Ollie Cross qui peine sur ses études de médecine et sur sa relation amoureuse accepte d'entrer dans le corps des ambulanciers dans un quartier difficile de la ville de New York. Il est persuadé qu'il va apprendre des choses, se perfectionner pour ses études et, avec l'argent gagné, rafistoler sa vie personnelle et professionnelle. Mais il se trouve confronté au monde avec un équipier qui alterne des périodes agréables et des moments de doute quand il ne se prend pas pour Dieu le père, une administration qui ne se pose pas de questions excepté lorsque des retombées désastreuses pourraient remonter jusqu'à elle, et son univers personnel qui s'effiloche. Quand ce dernier s'effiloche, la seule ressource qui reste, c'est de s'accrocher encore plus à l'amitié, à la franche camaraderie entre collègues. Les ambulanciers sont entre eux aussi soudés que les policiers, les pompiers et les militaires...

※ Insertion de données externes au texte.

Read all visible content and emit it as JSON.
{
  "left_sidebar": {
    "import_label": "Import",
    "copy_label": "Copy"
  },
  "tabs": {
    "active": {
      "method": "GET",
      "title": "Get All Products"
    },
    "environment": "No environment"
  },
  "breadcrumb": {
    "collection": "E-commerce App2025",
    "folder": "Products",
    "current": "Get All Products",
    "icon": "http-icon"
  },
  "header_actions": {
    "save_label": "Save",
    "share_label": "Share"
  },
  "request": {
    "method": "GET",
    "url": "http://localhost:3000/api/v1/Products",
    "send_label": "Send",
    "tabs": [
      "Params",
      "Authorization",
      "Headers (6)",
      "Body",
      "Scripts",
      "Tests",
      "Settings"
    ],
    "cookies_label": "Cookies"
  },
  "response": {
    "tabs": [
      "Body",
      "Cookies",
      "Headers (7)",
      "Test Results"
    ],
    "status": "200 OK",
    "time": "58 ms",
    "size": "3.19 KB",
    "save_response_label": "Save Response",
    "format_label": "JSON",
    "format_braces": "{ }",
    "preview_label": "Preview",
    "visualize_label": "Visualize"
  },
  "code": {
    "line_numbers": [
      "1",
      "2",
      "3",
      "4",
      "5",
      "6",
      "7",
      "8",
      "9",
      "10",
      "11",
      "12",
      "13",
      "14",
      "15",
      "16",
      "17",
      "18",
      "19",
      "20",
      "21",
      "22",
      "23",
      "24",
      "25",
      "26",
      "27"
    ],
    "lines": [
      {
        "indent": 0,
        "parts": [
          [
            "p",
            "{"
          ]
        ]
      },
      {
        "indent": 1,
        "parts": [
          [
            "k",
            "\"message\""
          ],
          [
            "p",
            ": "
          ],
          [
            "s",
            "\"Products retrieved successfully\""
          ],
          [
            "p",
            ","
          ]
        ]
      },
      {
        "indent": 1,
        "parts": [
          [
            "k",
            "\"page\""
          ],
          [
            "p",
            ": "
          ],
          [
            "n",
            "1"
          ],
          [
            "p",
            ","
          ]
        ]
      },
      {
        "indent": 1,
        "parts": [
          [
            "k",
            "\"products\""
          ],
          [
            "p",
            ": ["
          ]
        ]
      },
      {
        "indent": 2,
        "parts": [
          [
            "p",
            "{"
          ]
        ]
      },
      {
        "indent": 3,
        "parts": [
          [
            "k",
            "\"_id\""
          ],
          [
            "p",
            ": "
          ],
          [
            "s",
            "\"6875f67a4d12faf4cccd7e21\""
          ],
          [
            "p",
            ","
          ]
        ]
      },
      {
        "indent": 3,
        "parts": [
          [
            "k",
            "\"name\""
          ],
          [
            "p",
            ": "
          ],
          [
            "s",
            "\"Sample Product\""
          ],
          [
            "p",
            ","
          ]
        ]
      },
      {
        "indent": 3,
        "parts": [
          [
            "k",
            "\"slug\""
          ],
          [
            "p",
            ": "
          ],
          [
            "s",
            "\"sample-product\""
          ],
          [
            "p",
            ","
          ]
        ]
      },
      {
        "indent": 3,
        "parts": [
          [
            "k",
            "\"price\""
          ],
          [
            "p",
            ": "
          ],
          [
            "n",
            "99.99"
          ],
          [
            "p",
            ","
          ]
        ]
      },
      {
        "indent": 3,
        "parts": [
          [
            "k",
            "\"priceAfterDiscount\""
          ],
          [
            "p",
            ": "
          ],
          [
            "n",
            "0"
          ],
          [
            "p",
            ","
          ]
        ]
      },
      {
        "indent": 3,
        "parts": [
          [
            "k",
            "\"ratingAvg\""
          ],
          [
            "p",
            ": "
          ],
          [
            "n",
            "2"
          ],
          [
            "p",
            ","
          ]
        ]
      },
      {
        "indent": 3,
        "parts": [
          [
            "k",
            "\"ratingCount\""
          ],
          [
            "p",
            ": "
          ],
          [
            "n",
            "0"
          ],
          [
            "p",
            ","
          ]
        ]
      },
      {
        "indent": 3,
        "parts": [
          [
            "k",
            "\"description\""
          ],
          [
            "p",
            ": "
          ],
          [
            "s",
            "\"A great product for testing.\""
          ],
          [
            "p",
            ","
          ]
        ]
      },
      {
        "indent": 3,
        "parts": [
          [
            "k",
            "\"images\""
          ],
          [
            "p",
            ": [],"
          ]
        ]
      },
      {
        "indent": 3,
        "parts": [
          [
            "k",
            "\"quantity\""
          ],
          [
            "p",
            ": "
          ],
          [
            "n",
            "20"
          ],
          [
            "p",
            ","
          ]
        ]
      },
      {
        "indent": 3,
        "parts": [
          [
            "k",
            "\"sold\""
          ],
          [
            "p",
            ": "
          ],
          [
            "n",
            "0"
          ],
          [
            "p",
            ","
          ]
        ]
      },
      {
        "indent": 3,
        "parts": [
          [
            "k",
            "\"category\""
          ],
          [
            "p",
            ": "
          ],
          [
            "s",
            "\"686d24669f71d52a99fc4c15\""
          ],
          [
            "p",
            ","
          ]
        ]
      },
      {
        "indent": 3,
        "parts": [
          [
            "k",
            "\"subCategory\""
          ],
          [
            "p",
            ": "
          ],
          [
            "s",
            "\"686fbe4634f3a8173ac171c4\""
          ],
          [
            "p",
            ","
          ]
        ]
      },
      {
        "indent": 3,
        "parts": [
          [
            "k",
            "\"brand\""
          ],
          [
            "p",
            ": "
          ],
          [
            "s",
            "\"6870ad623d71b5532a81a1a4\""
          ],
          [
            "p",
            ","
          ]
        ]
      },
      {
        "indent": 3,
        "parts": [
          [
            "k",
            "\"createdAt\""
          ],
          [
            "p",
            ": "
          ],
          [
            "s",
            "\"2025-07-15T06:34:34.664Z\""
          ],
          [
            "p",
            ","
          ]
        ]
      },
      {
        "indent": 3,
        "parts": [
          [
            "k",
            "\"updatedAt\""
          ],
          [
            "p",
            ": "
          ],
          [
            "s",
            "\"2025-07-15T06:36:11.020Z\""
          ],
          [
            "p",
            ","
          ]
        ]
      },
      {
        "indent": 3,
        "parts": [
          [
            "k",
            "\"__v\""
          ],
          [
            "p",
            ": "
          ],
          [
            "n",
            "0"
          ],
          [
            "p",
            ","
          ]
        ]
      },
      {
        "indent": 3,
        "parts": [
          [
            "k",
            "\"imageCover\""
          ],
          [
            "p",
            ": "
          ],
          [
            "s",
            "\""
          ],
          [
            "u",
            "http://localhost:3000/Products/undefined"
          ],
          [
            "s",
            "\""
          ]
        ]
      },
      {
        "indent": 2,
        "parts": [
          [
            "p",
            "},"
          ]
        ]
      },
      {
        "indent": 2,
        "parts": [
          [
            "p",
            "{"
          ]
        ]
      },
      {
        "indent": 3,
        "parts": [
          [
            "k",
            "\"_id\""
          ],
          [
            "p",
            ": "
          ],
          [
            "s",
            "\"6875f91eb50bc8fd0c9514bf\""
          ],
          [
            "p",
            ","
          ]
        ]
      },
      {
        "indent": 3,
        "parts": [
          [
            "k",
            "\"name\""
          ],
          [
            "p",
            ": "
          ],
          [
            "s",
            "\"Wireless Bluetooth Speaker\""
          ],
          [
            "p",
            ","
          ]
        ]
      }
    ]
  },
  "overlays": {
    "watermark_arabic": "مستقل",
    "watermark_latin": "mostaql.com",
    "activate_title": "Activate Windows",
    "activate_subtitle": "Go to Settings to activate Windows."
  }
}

Nous sommes là à la limite du roman, entre le long reportage un peu fictionné et le récit autobiographique à la troisième personne. Shannon Burke dessine avec réalisme une suite de vignettes concentriques qui recoupent l'enfermement de son héros. Il se trouve au départ une alternance de scènes avec sa compagne, ses études et son nouveau travail, puis, peu à peu, le travail devient obsessionnel, occupe tout l'espace, fait disparaître les références morales dans le bouillon de l'instant, la réaction à chaud, pour finir sur une note optimiste qui n'apparait pas plaquée mais simplement finale, celle qui donne la tonalité juste à l'ensemble : une histoire, très américaine, pleine de doute et de rédemption, de pêchés et de sauvetages.
Citation
Lorsque plus rien n'a de sens, y compris la vie et la mort d'autrui, vous n'êtes plus qu'à un pas du mal. Et ce putain de pas est terriblement facile à franchir.